などと反撃されることは目に見えているからだ。

「このタコね、しゃべるんダヨ。ほら、なんかしゃべりなヨ」

 マープルちゃんはそうに言って、タコをお箸でつついた。

『なんや、このけったいな娘どもは〜 ちちもんだろか』

「……っ」

 僕は息を呑む。だけど……。

「大阪弁だね」と冷静なナノハ。

「大阪と言えばやっぱタコ焼きだよね〜」と嬉しそうなりい。

「ね、しゃべったデショ」と得意げなマープルちゃん。

 そこ? つっこむところはそこ?

 タコのしゃべった内容に動揺しているのはどうやら僕だけらしい。

 

『何じろじろ見とんねん、おまえら まとめて縛りあげたろか』

 おいおいおいおい、何だよこのタコ、マジでガラが悪すぎだろ?

 しかし、もっと驚いたのはこの後だった。

 突然タコが硝子ビンの中から触手を伸ばしてきたのだ。蛍光色のまっ黄色なヌメヌメした触手がビョオ! と出てきたかと思うと、目にもとまらぬ速さでナノハの胸に貼りついた。

「きゃあ」

「こいつ! 僕の妹になんてことを!」

 僕は慌ててナノハに伸びた魔の手を引っぺがした。

『なんや ケチケチするなや。減るもんやあるまいし』

 ジタバタ暴れるタコを僕は手近にあった縄で縛りあげた。八本の足と二本の触手をまとめて縛ったので、縛られた先が花のように開いてイソギンチャクみたいだ。タコがもがくものだから、ぶら下げているだけで勝手に上下して、夜店で売っているヨーヨーみたいに揺れる。柄もそんな感じだし。

「なんか、可愛くなったな」

 そう言って僕が笑うと、ナノハが不敵な笑みを浮かべた。

「お兄ちゃん、その縛り方なってないわね」

 え? どーしたナノハ? なんか目がコワイぞ?

「やっぱり縛りあげるのなら亀甲縛りでしょお」

 えええええええ〜

「ちょ、ちょっと待てナノハ、そんなこと兄ちゃんは教えた覚えないぞっ」

 い、いや、そんなの兄が教える方がヤバいじゃねーか。

「や、そーじゃなくって! なんでおまえそんな言葉知ってるんだ!」

「だってお兄ちゃんのベッドの下の雑誌に載ってたじゃん。縛り方の図解まであったし」

 ええええええ〜 なんで勝手に僕の部屋の雑誌なんか見てるんだぁぁぁ。ってか、マープルちゃん僕のことを睨んでる? 睨んでるよねぇ。
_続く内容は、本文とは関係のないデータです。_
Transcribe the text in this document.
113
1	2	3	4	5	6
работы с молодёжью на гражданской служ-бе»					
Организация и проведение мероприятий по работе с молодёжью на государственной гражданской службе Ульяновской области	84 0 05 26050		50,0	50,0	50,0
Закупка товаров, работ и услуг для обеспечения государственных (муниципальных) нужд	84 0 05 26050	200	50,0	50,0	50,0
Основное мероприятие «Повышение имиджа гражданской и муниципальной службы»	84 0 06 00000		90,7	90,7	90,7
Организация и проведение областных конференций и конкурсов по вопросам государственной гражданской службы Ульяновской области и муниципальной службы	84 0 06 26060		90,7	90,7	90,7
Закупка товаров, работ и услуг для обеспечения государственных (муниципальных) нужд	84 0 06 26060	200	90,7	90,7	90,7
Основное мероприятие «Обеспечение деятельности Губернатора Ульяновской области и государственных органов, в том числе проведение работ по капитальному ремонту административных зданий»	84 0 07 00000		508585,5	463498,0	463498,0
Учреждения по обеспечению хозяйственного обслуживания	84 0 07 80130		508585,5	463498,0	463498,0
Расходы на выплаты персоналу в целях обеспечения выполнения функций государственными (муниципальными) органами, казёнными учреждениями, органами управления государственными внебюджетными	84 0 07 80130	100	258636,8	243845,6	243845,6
「え? や、違うよ。あれは僕のじゃなくって……悪友の茶林ってやつが勝手に置いて行ったのであって……」

「ワタシ、招くんにならシバラレてもいいヨ」

 ええええええ〜 そーゆー展開? それマジに受けてもいいのかよ。いや、でもちょっと待て、これで嬉々としてそんなことしたら、あの雑誌をじっくり読んでたことがばれちまうんじゃね? どうする? どうするよ〜オレ〜

『おい、おまえら、ワイのことをもっと注目しろや。しゃべるタコなんやぞ! 珍しいUMAなんやぞ』

 タコがなんか怒っているようだが、それどころではない。

「マープルちゃん、ダメだよそんなこと迂闊に言っちゃ、男はみんなオオカミなんだから……」

「だって、ワタシ招くんのこと好きダモン。このまま来月イギリスにかえったら、きっと招くんはワタシのこと忘れちゃう。ワタシのことを忘れないでいてホシインダヨ」

 ハシバミ色の大きな瞳が僕を見つめる。

 天使だよ〜 天使降臨だよ〜。

「マープルちゃん……」

 僕はマープルちゃんを夢中で抱きしめた。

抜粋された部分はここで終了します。